Si può vedere in che modo il sostegno narcisistico del gruppo abbia permesso a Michel di passare dalla posizione di onnipotenza megalomaniacale (tipica delle sue carenze narcisistiche), assunta nel gruppo di psicodramma, ad un atteggiamento più adatto, accoglibile da tutti. Ciò lo integra in un movimento d'unificazione maniacale del gruppo assimilabile all'illusione gruppale: difesa contro le angosce di scasso, dovute alla separazione delle vacanze. La problematica individuale di Michel si è dunque potuta elaborare tramite lo spiegamento del processo gruppale. Rispettata in quanto entità, questa dinamica del gruppo funge da contenitore e da punto d'ancoraggio per ognuno, ma è l'individuo a costituire il punto nodale della terapia. Pertanto, il gruppo rappresentava dunque ad ogni istante una rete transpersonale che subisce l'influsso dell'individuo, membro del gruppo, il quale influisce a sua volta su di lui.

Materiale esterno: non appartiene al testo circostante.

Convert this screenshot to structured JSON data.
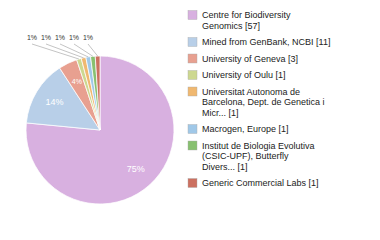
{
  "chart_data": {
    "type": "pie",
    "categories": [
      "Centre for Biodiversity\nGenomics [57]",
      "Mined from GenBank, NCBI [11]",
      "University of Geneva [3]",
      "University of Oulu [1]",
      "Universitat Autonoma de\nBarcelona, Dept. de Genetica i\nMicr... [1]",
      "Macrogen, Europe [1]",
      "Institut de Biologia Evolutiva\n(CSIC-UPF), Butterfly\nDivers... [1]",
      "Generic Commercial Labs [1]"
    ],
    "values": [
      75,
      14,
      4,
      1,
      1,
      1,
      1,
      1
    ],
    "value_labels": [
      "75%",
      "14%",
      "4%",
      "1%",
      "1%",
      "1%",
      "1%",
      "1%"
    ],
    "colors": [
      "#d8b0e0",
      "#b8cfe8",
      "#e8a090",
      "#cdd890",
      "#f0b870",
      "#a0c8e8",
      "#88c070",
      "#cc7060"
    ],
    "data_labels": true,
    "legend": "right"
  }
}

In questo senso la problematica, la storia di ciascuno può essere considerata come una individualizzazione della storia del gruppo. E' dunque importante che il dispositivo proposto non venga ad opporsi a questa interattività tra i membri del gruppo e i fenomeni gruppali, ma che consenta e faciliti, con la sua elasticità, quei movimenti. Così, il dividere la torta nella situazione reale ha rappresentato per Michel e gli altri adolescenti un sostegno esterno indispensabile per compensare il difetto del lavoro di rappresentazione interna. Era dunque importante che questa tappa venisse accettata ed elaborata, tale e quale, in seno al dispositivo gruppale.

EMERGE IL PENSIERO

Alla riapertura della scuola, come spesso succede con gli adolescenti, l'organizzazione e gli orari scolastici costringono a riesaminare la possibilità di proseguire la cura. Guillaume dovrà forse abbandonare il gruppo. Viene a parlarne all'inizio dell'anno, il colpo è duro per tutti. La vignetta clinica seguente si svolge mentre ancora regna l'incertezza riguardo a questa possibilità. Stéphane, bloccato nella metropolitana, ha telefonato che non potrà venire. Michel, di ritorno da un viaggio in Germania con la scuola, parla a lungo del castello di Luigi secondo di Baviera insistendo sulle decorazioni pesanti e troppo dorate che lo caratterizzano. Anne interrompe quel lungo monologo dichiarando che "ora basta, parla sempre lui, anche gli altri forse hanno qualcosa da dire; ad esempio parlare dell'assenza di Stéphane e dell'abbandono probabile di Guillaume!". Segue allora un silenzio stupito, Anne di solito è abbastanza inibita e parla poco. Il terapeuta collega questo intervento di Anne con quanto era stato detto prima. "Forse, ci chiediamo se i nostri legami qui, tra di noi, sono veramente autentici?". Riprende la discussione su Guillaume "non si può contare su di lui, certo che non tornerà!". E in quanto a Stéphane "magari è andato a finire sotto il treno del metro!".

Michel esclama nello stupore generale: "Quando c'è un assente nel gruppo è come se ricevessi una pugnalata nella schiena" dando così, lui stesso, la chiave del suo comportamento difensivo invadente. Verbalizzando in tal modo la propria angoscia di separazione accede alla simbolizzazione, cioè al pensiero.